Grita indígena por hambre e inutilidad de madera caída

* Auguran estallidos multiétnicos e ingobernabilidad regional ante la falta de asistencia alimentaria y trabas en el aprovechamiento forestal * Dicen que en el asunto forestal hay intereses de grupos poderosos; que está siendo manipulado partidariamente y se propicia una confrontación entre las etnias indígenas y mestizas

Moises Centeno

LAS MINAS, RAAN
Los representantes de un movimiento multiétnico indígena sumu-mayangna y miskito, aseguran que el hambre ataca en gran parte de las comunidades indígenas y mestizas en la Región Autónoma del Atlántico Norte, por la pérdida de los cultivos por el paso del huracán “Félix”, a la vez, manifiestan que la desesperante situación se agudiza porque les niegan el derecho de aprovechar la madera caída en sus propiedades.
Se desconocen los motivos del porqué la ayuda alimentaria no ha llegado a todas las comunidades afectadas.

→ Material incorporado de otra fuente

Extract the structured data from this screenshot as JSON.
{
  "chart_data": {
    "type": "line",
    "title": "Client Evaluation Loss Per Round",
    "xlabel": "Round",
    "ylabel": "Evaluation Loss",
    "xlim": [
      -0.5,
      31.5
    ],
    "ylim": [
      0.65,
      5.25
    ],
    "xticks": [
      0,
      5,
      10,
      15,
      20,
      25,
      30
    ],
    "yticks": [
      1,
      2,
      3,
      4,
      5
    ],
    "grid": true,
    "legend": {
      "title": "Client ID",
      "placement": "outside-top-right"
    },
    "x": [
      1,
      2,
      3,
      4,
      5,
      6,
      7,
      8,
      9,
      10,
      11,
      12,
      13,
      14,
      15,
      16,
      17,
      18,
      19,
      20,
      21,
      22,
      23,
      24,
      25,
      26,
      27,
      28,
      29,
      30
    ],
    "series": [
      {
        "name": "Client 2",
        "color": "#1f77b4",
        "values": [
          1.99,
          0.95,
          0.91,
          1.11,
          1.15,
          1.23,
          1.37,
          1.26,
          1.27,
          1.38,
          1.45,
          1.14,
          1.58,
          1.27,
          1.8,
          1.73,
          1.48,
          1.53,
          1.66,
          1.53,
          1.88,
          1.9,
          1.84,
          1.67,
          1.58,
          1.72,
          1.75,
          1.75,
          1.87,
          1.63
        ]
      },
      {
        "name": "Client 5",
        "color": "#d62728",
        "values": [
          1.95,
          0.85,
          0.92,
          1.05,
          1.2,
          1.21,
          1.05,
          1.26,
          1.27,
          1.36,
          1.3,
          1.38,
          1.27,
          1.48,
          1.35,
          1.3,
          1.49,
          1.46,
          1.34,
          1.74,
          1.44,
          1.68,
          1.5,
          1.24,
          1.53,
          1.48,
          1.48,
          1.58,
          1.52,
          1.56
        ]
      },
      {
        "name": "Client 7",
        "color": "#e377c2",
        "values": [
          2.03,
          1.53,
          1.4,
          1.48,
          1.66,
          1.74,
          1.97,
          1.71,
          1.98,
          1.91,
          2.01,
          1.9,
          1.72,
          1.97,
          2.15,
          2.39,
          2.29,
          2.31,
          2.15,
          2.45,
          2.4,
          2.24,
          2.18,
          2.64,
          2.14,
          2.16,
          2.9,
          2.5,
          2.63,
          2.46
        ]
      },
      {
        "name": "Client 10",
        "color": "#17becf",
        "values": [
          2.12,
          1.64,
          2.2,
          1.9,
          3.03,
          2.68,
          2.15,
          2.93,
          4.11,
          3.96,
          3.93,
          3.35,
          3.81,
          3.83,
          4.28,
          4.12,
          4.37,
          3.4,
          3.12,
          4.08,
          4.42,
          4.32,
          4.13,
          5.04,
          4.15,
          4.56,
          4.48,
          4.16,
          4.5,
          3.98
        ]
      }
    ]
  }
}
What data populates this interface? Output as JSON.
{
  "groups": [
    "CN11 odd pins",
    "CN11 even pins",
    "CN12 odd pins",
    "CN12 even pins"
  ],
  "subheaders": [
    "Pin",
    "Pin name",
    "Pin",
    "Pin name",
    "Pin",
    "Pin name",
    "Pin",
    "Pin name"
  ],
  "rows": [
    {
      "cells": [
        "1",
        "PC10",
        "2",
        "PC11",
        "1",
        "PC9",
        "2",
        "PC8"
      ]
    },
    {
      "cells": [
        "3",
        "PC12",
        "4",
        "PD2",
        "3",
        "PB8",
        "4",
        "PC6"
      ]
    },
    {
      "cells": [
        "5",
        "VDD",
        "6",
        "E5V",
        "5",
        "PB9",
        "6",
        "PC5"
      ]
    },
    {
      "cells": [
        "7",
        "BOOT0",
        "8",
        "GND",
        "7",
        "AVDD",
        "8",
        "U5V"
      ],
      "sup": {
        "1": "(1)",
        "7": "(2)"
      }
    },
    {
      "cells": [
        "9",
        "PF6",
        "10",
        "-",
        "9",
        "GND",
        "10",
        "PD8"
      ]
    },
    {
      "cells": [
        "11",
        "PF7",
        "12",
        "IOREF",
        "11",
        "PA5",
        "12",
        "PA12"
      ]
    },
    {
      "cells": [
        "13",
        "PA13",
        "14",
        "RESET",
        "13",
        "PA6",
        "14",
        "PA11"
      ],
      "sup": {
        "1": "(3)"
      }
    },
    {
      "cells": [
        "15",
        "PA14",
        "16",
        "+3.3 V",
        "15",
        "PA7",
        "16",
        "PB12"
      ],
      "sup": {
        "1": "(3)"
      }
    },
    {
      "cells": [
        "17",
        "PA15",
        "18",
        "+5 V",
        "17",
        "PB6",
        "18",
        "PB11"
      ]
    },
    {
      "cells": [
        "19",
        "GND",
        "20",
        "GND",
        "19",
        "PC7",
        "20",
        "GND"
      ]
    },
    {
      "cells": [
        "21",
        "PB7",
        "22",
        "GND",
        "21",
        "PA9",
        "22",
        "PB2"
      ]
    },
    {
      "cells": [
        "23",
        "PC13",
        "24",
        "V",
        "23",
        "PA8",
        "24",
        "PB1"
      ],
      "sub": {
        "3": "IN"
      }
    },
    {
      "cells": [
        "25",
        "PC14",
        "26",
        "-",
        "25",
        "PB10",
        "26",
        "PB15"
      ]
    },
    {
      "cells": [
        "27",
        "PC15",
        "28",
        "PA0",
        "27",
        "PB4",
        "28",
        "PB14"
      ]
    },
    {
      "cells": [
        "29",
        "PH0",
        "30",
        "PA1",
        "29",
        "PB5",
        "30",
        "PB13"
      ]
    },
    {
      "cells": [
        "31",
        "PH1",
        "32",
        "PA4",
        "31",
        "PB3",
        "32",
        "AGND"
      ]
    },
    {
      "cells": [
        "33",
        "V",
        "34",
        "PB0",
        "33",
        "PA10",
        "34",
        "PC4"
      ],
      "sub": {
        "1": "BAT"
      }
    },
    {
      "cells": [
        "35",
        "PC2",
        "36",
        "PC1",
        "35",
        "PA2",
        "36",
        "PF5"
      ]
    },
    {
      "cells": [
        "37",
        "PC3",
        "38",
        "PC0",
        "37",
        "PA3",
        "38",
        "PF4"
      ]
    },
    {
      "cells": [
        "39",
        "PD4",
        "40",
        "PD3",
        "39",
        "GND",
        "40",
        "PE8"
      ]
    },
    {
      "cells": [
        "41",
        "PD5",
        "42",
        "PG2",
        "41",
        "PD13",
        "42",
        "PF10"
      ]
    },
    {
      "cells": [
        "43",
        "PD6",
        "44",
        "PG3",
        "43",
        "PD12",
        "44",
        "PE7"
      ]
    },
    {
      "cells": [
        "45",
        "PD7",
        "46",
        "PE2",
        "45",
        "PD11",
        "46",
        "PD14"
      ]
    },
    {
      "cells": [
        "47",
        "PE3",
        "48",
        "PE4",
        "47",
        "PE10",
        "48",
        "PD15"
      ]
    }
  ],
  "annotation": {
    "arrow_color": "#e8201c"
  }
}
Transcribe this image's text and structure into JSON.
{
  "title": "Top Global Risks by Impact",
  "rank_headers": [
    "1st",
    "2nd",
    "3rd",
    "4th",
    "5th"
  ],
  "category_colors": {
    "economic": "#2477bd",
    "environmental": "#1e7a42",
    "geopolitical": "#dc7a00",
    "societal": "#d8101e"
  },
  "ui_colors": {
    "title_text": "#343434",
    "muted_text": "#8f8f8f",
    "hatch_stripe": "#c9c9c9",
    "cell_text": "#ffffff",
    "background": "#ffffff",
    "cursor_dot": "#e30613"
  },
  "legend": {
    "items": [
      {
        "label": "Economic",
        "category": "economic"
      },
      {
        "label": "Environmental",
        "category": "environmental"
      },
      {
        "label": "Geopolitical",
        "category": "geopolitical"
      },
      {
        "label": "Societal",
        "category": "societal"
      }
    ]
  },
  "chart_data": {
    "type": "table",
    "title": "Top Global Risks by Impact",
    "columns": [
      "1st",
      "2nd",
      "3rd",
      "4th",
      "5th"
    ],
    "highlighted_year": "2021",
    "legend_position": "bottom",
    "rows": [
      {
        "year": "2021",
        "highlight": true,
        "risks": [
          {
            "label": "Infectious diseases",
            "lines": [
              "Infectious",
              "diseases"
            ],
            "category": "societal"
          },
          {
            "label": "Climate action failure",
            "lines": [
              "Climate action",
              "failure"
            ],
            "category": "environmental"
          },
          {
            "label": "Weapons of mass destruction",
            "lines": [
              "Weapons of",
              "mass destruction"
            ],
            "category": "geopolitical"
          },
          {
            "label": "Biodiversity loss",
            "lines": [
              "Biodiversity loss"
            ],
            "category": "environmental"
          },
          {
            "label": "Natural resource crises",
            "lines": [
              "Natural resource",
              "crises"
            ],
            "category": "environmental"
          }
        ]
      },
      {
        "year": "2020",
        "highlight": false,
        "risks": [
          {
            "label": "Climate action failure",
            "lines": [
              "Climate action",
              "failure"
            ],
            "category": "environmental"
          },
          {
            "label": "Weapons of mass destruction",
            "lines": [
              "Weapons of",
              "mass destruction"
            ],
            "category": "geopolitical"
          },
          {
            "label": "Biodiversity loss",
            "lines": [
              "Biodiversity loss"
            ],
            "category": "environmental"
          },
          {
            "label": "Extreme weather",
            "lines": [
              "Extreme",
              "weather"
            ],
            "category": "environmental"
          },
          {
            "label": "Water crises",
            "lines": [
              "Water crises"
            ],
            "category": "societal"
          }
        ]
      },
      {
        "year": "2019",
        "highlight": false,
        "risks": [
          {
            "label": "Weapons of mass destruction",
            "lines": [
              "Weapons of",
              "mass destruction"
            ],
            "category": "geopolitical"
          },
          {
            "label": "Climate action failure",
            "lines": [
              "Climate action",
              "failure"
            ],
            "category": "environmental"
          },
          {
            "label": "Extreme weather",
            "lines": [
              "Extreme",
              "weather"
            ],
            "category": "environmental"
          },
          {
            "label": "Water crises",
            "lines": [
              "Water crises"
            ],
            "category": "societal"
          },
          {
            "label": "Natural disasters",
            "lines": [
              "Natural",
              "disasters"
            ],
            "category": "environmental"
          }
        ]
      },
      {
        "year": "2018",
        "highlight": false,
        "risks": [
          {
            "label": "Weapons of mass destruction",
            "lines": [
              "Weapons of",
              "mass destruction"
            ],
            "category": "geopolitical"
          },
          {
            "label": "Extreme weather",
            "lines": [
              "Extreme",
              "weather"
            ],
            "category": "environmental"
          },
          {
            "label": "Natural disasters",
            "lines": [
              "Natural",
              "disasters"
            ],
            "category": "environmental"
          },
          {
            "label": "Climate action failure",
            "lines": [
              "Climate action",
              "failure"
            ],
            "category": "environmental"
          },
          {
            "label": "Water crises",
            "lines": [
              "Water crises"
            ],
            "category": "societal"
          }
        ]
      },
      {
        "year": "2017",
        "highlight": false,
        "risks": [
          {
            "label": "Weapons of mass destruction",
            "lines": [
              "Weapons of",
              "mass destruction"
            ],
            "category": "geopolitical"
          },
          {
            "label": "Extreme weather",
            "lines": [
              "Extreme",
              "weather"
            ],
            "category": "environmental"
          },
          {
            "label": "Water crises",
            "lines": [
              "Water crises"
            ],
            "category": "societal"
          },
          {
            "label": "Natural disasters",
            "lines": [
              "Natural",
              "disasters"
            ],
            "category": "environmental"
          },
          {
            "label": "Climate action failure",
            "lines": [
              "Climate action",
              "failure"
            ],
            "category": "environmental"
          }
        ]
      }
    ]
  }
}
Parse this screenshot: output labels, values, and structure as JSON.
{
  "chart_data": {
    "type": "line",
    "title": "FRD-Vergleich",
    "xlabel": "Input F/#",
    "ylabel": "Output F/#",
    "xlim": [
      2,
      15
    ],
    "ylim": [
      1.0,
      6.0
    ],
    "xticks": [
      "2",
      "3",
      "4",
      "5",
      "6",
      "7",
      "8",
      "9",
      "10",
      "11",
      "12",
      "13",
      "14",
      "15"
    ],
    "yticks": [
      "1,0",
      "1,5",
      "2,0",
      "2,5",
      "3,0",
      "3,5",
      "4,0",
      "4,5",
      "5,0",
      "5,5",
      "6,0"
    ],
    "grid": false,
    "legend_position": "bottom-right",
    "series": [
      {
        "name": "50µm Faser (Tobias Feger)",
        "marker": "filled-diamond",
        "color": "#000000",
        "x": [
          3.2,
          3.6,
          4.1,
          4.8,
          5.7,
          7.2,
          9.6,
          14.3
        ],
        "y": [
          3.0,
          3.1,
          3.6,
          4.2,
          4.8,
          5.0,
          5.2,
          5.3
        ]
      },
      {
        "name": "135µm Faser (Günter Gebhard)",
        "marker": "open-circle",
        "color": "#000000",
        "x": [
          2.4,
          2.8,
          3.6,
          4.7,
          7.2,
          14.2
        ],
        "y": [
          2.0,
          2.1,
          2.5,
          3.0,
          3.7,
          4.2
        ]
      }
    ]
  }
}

Los comunitarios expresan que se encuentran anillados de cientos de árboles de distintas especies, con los que de aprovecharse reconstruirían sus viviendas y solucionarían la crisis alimentaria.
Las familias comunitarias en la zona de Las Minas y Prinzapolka se encuentran de brazos cruzados y sin ninguna alternativa de ingresos para el sustento por la paralización de la actividad forestal, según el movimiento multiétnico.
“El recurso forestal es nuestro principal y único rubro que históricamente ha garantizado nuestra economía familiar y comunal, y ahora que se nos limita ese derecho autonómico, nos golpean fuertemente”, indican en un escrito entregado a EL NUEVO DIARIO.
“Hoy elevamos nuestro grito demandando justicia y libertad para gozar y usufructuar de nuestros recursos naturales, impedirnos, significa protestar, y no descartamos hasta un estallido multiétnico en la región en un justo reclamo a los derechos de comer y trabajar”, advierten.
El movimiento multiétnico indígena está compuesto por once comunidades sumu-mayangnas, tres miskitas y cuatro colectivos, entre ellos los grupos de ex combatientes de Yatama Uno y Dos, Kisan por la paz y el colectivo López.
Califican de atropellador, insensible y apresurado el decreto presidencial 86-2007, pues enfatizan que les violenta sus derechos consignados en la Constitución Política, la Ley de Autonomía Regional y la Ley de Régimen de Propiedad Comunal (Ley 445).
Las comunidades indígenas afectadas precisan que, para obstaculizarles el aprovechamiento forestal, se ha establecido un mecanismo burocráticamente complicado, como avales, inventarios, planes especiales, inspecciones técnicas de la Secretaría de Recursos Naturales (Serena) y más tramitaciones tediosas.
Dicen que les han prohibido comercializar el recurso forestal directamente en el mercado nacional e internacional.
Perciben que detrás de todas las trabas, para quienes ejercen la actividad forestal en la RAAN, se esconde el interés de un gran monopolio y hasta se habla de negociación para que se establezca una transnacional en la zona.
También les preocupa el hecho de que se está usando el tema forestal para manipulaciones partidarias por foráneos y políticos nativos de la región autónoma, quienes según síndicos y líderes comunales, propician una clara confrontación entre indígenas y mestizos.
Señalan al dirigente de una facción de Yatama y diputado sandinista, Brooklyn Rivera, como una persona que le tiene fobia y animadversión a la etnia mestiza, a la que supuestamente rechaza y pretende hacer todo lo que está a su alcance con el gobierno actual para correrla de la Costa Caribe.
El coordinador del movimiento multiétnico de la etnia mayangna, Camilo Frank López, dijo que los dirigentes indígenas regionales una vez más le han fallado a sus pueblos, pues, hasta ahora no ven los beneficios sociales y mejores oportunidades ofrecidos en la campaña electoral, sino que sólo reciben puñaladas bien asestadas en el corazón, y una de ellas, es que no pueden aprovechar la madera caída, so pena de multas y hasta de cárcel.
Frank, en compañía de una decena de síndicos mayangnas y miskitos, pide al gobierno central que se siente a negociar en el municipio de Rosita para decidir sobre el aprovechamiento forestal, con la participación directa de funcionarios gubernamentales con la suficiente capacidad en la toma de decisiones.
También demandan la simplificación de los procedimientos para promover una feria forestal indígena de primera, segunda y tercera transformación.